2020, c’est dans quelques mois, et les intentions du président guinéen, Alpha Condé, de briguer un troisième mandat, contrairement à la Constitution qui n’en autorise que deux successifs, semblent se préciser. En tout cas, c’est ce que l’on est porté à croire avec cette condamnation, le 7 mai dernier, à trois mois de prison ferme et une amende de 500 000 Francs guinéens pour « entrave à la liberté de manifester » et « troubles à l’ordre public », d’activistes qui manifestaient contre un troisième mandat du chef de l’Etat, en marge d’un rassemblement en présence du président guinéen. De quoi largement convaincre que de l’intention, la question du troisième mandat est passée au stade de rêve pour le président guinéen.Un verdict qui vient relancer le débat sur une question sur laquelle l’intéressé continue d’entretenir le flou. Est-ce à dessein ? L’on est porté à le croire.
De défenseur, Alpha Condé risque de se transformer en fossoyeur de la démocratie dans son pays
D’autant plus qu’à chaque fois que l’on évoque la question, le locataire du palais Sékoutouréya affiche un agacement qui frise parfois la colère noire. Pendant ce temps, les manifestations contre le fameux troisième mandat sont invariablement réprimées avec à la clé, des arrestations de militants de l’opposition, quand le président Condé ne donne pas le sentiment d’inciter les militants de son parti à aller à l’affrontement. Cela est regrettable pour une personnalité politique de son rang, qui a consacré sa vie d’opposant à l’enracinement de la démocratie dans son pays. Comment comprendre alors, une fois parvenu au pouvoir, une telle attitude qui se situe aux antipodes de ce noble combat ? Cela n’est pas digne de son rang et ne reflète pas la sagesse de son âge. Le pouvoir, dit-on, révèle l’homme. Mais s’il n’y prend garde, de défenseur, Alpha Condé risque de se transformer en fossoyeur de la démocratie dans son pays. Autrement, comment comprendre que pour une opinion exprimée, l’on active la machine judiciaire contre des citoyens ? Au lieu de jouer à cache-cache avec son peuple, Alpha Condé gagnerait à clarifier la situation et à jouer franc-jeu. Cela aurait l’avantage de faire baisser le mercure social ; le président guinéen n’a pas mieux à faire que de se résoudre à respecter l’esprit et la lettre de la loi fondamentale. Quand on pense qu’ailleurs sur le continent, notamment au Niger, des citoyens ont été envoyés au cachot pour avoir appelé à un troisième mandat du chef de l’Etat, l’on ne comprend pas qu’en Guinée, Alpha Condé soit amnésique au point de jouer à un jeu contraire en embastillant des citoyens qui appellent au simple respect de la Constitution. Si ce n’est pas un recul démocratique, cela y ressemble fort. A moins que tout cela ne participe, comme il se susurre, d’une réelle volonté de tripatouillage de la loi fondamentale, toute chose qui aura d’ailleurs valu la destitution de l’ancien président de la Cour constitutionnelle, Me Kéléfa Sall, qui avait clairement mis en garde Alpha Condé contre toute tentative de modification de la Constitution et contre toute tentation de « succomber à la mélodie des sirènes révisionnistes ».

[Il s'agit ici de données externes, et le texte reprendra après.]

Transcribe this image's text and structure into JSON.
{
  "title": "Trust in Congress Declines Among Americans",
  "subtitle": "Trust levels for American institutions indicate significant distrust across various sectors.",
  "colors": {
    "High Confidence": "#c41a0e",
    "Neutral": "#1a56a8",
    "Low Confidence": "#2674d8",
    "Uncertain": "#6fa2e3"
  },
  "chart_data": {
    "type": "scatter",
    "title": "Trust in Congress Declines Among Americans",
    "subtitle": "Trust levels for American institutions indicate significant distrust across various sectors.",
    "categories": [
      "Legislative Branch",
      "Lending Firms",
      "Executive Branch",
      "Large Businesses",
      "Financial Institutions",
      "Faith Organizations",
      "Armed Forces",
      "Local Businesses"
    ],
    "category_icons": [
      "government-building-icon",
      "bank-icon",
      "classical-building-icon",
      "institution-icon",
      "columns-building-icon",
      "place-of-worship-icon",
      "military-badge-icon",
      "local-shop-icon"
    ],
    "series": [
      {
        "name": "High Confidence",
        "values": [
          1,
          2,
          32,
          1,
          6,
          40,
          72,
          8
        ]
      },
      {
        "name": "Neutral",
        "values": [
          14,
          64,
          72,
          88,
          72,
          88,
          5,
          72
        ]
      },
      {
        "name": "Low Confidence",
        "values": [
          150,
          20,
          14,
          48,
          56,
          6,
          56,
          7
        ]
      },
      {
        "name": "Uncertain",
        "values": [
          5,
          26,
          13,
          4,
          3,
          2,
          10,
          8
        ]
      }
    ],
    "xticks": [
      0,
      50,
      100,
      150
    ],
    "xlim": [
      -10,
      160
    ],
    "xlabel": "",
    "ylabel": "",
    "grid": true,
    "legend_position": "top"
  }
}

En mettant en avant la souveraineté du peuple pour trancher la question, on voit Condé venir
C’est le lieu de saluer la grandeur d’âme du chef de l’Etat nigérien, Mahamadou Issoufou, qui a non seulement eu l’élégance de clarifier rapidement sa position en déclinant l’offre de troisième mandat à laquelle voulaient le pousser certains de ses thuriféraires, mais qui est en passe de prouver, pour ceux qui en doutaient encore, qu’il est un homme de parole avec la récente désignation d’un dauphin pour porter les couleurs de son parti à la prochaine présidentielle. C’est une attitude de responsabilité qui honore son auteur et qui atteste que l’Afrique est aussi capable de produire une telle race de dirigeants.En tout état de cause, si Alpha Condé veut ramer à contre-courant de l’histoire, c’est à ses risques et périls. Car il pourrait en récolter les pots cassés. En effet, le peuple guinéen dont il répète à l’envi la souveraineté, pourrait le ramener à la triste réalité et au souvenir d’un Blaise Compaoré, l’ex-président burkinabè, qui s’est brûlé les doigts sur la question. Car, en vérité, en mettant en avant la souveraineté du peuple pour trancher la question, on voit Condé venir. Mais il faut plutôt craindre que cela ne contribue à exacerber les tensions et à jeter de l’huile sur le feu, auquel cas le pays risque de basculer dans une crise politique à l’issue incertaine. Or, la Guinée n’a pas besoin de ça. Car, de fait, la tension est déjà palpable, avec l’opposition qui est vent debout, depuis des mois, contre ce fameux projet de troisième mandat. Mais le chef de l’Etat semble tellement obnubilé par la question qu’il donne l’impression de ne pas voir le danger qui guette son pays poussé chaque jour vers le précipice par son autisme et sa cécité. Il ne reste plus qu’à croiser les doigts pour que l’octogénaire président ait la sagesse de son âge pour se ressaisir.
« Le Pays »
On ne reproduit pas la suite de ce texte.